Name of Mission Early Makuria
Mission No. QSAP 12
Institution Polish Centre of Mediterranean Archaeology, Warsaw University, and NCAM
Location Northern State
The remarkable burial site of Zuma is situated about 40 km southwest of Jebel Barkal and is close to El Kurru in the Napatan Region, on the right side of the Nile. The cemetery was Visited several times by researchers in the last 200 years, but resulted only in brief descriptions without the attempt at regular excavations. It was only when a plan was drawn up during the expedition of Karl Richard Lepsius in the 1840s, that it became obvious that the cemetery extended over 20 hectares.
Systematic excavations began in 2004 by a team from the National Corporation for Antiquities and Museums and the Polish Centre of Mediterranean Archaeology. This was supported by QSAP since 2013, including the investigation of some of the 29 grave mounds.

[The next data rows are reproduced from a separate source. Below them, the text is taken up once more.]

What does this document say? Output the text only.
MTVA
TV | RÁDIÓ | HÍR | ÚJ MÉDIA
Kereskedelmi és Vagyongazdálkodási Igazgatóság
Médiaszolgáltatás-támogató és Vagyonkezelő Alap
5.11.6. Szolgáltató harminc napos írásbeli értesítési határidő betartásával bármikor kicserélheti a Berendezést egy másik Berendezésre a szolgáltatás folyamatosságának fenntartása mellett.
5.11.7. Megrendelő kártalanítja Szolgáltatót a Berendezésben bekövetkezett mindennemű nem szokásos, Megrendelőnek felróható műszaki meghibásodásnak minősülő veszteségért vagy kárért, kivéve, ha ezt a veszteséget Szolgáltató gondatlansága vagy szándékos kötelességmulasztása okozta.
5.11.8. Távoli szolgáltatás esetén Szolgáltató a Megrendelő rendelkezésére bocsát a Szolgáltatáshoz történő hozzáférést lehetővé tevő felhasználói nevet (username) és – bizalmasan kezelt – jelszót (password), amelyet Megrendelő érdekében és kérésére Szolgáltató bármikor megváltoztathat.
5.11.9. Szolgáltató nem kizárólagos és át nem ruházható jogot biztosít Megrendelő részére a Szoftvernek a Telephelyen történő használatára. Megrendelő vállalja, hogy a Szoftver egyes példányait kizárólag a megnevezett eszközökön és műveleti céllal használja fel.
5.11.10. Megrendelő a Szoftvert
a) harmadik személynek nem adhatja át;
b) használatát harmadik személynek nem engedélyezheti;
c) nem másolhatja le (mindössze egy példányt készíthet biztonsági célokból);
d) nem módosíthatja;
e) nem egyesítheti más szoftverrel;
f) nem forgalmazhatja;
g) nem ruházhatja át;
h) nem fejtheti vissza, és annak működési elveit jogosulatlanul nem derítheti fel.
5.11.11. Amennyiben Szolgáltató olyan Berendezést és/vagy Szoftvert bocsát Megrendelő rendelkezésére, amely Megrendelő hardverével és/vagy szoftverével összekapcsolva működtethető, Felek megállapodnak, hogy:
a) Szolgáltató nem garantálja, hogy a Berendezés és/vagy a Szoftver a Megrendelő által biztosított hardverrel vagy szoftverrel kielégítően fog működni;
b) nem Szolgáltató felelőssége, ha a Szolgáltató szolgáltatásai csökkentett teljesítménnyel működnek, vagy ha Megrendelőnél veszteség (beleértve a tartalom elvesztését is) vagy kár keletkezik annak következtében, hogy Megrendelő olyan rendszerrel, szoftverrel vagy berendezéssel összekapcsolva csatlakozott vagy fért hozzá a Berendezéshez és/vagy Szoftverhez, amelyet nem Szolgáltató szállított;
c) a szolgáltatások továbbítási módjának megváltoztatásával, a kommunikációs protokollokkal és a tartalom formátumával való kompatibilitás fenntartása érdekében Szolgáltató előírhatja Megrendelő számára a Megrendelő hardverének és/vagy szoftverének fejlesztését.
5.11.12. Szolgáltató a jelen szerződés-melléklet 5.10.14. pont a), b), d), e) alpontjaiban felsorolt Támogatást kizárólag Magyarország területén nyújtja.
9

Three grave types are distinguished: Type I consists of artificial mounds, which are completely covered with stones. The grave mounds have a diameter of 25–53 meters and were from 6 to 13.5 meters high. The mounds of type II have a diameter of 21–31 meters, and are built of sand and loose stones. A stone ring built around the hill keeps them together. The underground burial shaft is M-shaped (when viewed from above) and has two chambers, one for the funeral and the other for the grave goods. The hills of type III are flat and less than 1 meter high. They have a diameter of 9–20 meters and include only a single grave chamber. All grave chambers were robbed. However, recently excavated underground tunnels under the mounds showed evidence of having contained pottery, beads, metal fragments and animal bones. Ceramics found in the graves dated to the late 5th and early 6th centuries BCE.

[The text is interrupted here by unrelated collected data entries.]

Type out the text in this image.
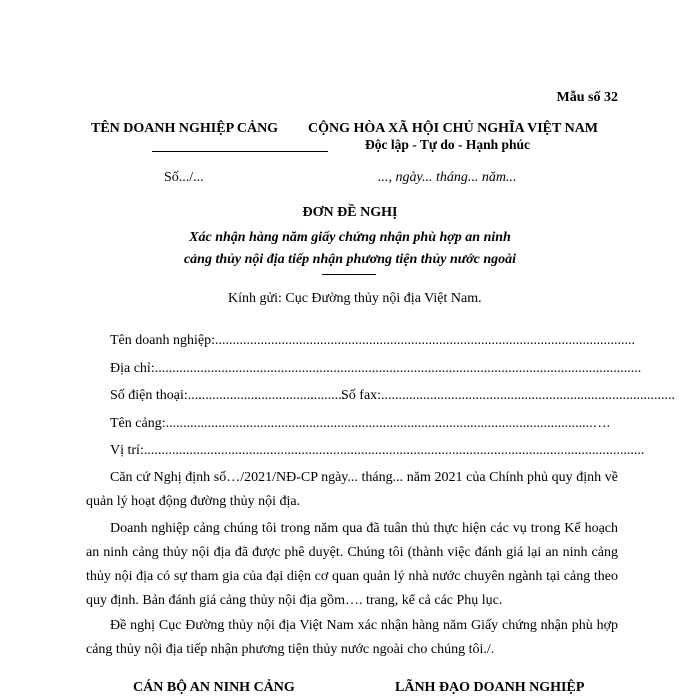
Mẫu số 32
TÊN DOANH NGHIỆP CẢNG CỘNG HÒA XÃ HỘI CHỦ NGHĨA VIỆT NAM
Độc lập - Tự do - Hạnh phúc
Số.../...	..., ngày... tháng... năm...
ĐƠN ĐỀ NGHỊ
Xác nhận hàng năm giấy chứng nhận phù hợp an ninh
cảng thủy nội địa tiếp nhận phương tiện thủy nước ngoài
Kính gửi: Cục Đường thủy nội địa Việt Nam.
Tên doanh nghiệp:........................................................................................................................
Địa chỉ:...........................................................................................................................................
Số điện thoại:.............................................
Số fax:....................................................................................
Tên cảng:..........................................................................................................................….
Vị trí:...............................................................................................................................................
Căn cứ Nghị định số…/2021/NĐ-CP ngày... tháng... năm 2021 của Chính phủ quy định về quản lý hoạt động đường thủy nội địa.
Doanh nghiệp cảng chúng tôi trong năm qua đã tuân thủ thực hiện các vụ trong Kế hoạch an ninh cảng thủy nội địa đã được phê duyệt. Chúng tôi (thành việc đánh giá lại an ninh cảng thủy nội địa có sự tham gia của đại diện cơ quan quản lý nhà nước chuyên ngành tại cảng theo quy định. Bản đánh giá cảng thủy nội địa gồm…. trang, kể cả các Phụ lục.
Đề nghị Cục Đường thủy nội địa Việt Nam xác nhận hàng năm Giấy chứng nhận phù hợp cảng thủy nội địa tiếp nhận phương tiện thủy nước ngoài cho chúng tôi./.
CÁN BỘ AN NINH CẢNG	LÃNH ĐẠO DOANH NGHIỆP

Great efforts are currently being made to fence the ruins to protect the site, which is situated in close proximity to an existing village. This measure is important in order to stop all movement across the area. In addition, the excavated burial shafts have been covered by a protecting metal grid-cover, as they might pose a threat to visitors. Finally, during the past year, a series of information panels were set up at the site to serve as information points for tourists at Zuma.